In Québec, déjeuner is used for breakfast. Since it refers to the first meal of the day.
I think Duolingo is focusing on French French, but you might be able to report it if you feel obliged to do so.
In duolingo breakfast is petit-déjeuner. as I want to go to Canada, I guess this is not helpful for me. =T
"Lui" is not neutral in gender when it's a stressed pronoun. See here: http://french.about.com/od/grammar/a/pronouns.htm
I have to lunch with him = Je dois déjeuner avec lui.
I have to lunch with her = Ju dois déjeuner avec elle.
Je lui parle = I talk to him OR I talk to her.
This explains it: http://french.about.com/od/grammar/a/pronouns_stressed.htm
In the first two examples I gave they're stressed pronouns because they come after a preposition (avec)
Lots of people in the UK have their 'dinner' at lunch time, and vice versa.. So shouldn't it be acceptable to respond 'i have to have dinner with him' as well as 'lunch' with him?
Duolingo accepts (most) British English versions of answers. Such as 'have you got' and 'trousers' and spellings like 'colour' and 'recognise'. I'm from SE England and we would never use the word 'dinner' to describe lunch. But then again, Duolingo refuses to accept 'luncheon' too. It's just something we'll all have to put up with. I do wish, however, they would accept 'whilst' and 'amongst' because use of 'while' and 'among' is somewhat jarring.
I think Duolingo is having their English be American, but you might be able to report it if you feel obliged to do so.
It has nothing to do with nationality. Older people and rural people are more likely to say dinner (midday) and supper.
When to use "lui" and when to use "il?" Is it really as simple as "him" and "he?"
I put .."lunch with her" And lost a heart. Isn't "lui" the word both him & her in this case?

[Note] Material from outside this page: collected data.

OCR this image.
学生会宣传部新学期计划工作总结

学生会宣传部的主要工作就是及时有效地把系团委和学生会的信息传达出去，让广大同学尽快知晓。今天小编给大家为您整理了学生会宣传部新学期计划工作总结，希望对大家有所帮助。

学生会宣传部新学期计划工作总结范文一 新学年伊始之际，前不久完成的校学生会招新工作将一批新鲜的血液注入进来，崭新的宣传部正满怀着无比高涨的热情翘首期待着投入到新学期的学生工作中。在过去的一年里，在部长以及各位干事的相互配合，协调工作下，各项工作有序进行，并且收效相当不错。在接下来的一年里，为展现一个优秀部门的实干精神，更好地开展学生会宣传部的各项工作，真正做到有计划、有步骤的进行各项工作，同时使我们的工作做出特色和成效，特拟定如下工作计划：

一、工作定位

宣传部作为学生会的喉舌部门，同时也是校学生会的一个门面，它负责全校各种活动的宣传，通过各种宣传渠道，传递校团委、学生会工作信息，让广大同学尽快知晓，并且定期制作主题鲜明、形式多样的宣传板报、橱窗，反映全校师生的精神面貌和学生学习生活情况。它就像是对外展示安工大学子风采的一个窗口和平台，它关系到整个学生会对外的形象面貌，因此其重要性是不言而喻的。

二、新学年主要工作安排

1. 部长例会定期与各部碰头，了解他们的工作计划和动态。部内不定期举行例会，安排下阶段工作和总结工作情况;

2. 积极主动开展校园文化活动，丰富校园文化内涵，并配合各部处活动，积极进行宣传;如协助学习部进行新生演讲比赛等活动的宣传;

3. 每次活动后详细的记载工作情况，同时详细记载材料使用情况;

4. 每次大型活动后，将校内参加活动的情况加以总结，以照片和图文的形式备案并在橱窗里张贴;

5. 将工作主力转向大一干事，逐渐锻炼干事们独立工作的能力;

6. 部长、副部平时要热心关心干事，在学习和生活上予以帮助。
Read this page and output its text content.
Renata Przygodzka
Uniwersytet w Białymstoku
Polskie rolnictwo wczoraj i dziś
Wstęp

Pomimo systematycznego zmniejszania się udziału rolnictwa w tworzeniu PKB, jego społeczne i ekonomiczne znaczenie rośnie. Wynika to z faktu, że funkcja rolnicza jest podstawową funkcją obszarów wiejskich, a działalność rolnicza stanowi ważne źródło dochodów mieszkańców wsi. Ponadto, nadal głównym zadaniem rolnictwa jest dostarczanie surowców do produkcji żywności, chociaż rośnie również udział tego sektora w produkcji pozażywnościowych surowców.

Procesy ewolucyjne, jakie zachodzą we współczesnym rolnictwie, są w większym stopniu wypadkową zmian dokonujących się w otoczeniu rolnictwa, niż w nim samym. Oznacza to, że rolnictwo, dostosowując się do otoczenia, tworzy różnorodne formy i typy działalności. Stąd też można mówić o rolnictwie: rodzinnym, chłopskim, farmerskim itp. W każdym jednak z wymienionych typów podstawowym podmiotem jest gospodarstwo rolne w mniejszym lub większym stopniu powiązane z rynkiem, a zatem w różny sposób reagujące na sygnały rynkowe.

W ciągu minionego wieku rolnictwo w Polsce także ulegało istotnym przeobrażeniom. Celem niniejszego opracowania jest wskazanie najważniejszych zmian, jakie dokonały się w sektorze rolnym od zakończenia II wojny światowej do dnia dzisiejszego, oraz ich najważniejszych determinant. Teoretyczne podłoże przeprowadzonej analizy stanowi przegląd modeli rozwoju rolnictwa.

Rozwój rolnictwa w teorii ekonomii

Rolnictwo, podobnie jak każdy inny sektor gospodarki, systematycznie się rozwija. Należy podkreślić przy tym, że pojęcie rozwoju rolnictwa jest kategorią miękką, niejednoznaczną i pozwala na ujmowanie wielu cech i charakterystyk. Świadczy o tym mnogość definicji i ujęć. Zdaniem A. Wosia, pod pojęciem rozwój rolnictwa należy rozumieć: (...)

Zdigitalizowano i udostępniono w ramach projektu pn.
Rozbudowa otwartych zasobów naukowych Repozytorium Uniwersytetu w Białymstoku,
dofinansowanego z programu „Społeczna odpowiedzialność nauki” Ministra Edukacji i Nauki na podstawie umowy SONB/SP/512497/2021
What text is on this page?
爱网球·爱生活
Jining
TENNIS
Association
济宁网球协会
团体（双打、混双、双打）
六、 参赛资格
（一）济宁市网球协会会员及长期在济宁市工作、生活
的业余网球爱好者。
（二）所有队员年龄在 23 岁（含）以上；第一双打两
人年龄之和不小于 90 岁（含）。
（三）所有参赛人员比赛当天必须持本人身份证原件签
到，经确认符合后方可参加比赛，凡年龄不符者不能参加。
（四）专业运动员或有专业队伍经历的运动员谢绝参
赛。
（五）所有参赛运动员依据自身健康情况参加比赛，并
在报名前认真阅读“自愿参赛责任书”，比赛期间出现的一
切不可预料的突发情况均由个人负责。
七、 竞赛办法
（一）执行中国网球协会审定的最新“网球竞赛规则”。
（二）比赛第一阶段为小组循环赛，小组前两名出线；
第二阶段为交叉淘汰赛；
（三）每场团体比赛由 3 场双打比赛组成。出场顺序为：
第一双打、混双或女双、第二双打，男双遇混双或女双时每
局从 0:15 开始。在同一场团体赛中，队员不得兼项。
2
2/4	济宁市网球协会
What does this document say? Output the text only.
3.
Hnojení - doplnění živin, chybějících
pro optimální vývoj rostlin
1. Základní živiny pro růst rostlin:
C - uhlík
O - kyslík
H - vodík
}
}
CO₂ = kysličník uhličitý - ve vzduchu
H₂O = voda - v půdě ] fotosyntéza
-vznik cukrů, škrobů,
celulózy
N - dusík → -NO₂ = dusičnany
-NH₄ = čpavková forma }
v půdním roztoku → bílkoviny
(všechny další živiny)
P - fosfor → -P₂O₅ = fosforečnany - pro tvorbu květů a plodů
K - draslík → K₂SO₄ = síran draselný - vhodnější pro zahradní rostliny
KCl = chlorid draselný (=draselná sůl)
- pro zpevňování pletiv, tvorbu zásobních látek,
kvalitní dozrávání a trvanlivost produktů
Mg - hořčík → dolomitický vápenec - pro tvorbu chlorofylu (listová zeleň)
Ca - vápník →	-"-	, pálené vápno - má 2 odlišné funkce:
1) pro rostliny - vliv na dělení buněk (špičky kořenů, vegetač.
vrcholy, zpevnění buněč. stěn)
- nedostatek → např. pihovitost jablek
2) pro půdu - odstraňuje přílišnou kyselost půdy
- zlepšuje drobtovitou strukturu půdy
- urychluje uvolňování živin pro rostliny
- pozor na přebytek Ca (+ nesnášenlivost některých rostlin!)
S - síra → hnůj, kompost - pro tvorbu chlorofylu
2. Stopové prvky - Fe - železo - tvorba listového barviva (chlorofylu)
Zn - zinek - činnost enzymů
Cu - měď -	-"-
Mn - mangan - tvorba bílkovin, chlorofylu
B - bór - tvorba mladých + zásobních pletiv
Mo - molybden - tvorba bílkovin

Lui translates to him or her. Why in this case can I not translate this to "I have to eat lunch with her."?
why isn't there another verb to accompany dois? maybe like avoir or manger?
"Déjeuner" is both a verb and a noun. In this sentence, it's a verb which means "to eat lunch".
If you mean they were not included in the drop-down hints, then it will never work that simply. "Je dois" (conjugated from devoir) can mean "I must, I need to, I have to or even I owe".
if " Je viens lui en apporter. " means " i come to bring her some " why the answer "i must have launch with her " is wrong
lunch not launch and Je vais lui en apporter can be him or her
avec lui is always him
I do not care to explain why but that is how it is
ok thx pardon me for the spelling mistake as my mother tongue is not english .thank you for your help one more time
I know it's slightly outdated but I think "I have to breakfast with him" is a valid answer
"Correct solutions: • I have to lunch with him."
Seriously? Let's say no to that one please. That's not English and would either get a confused look or would just have someone correct you.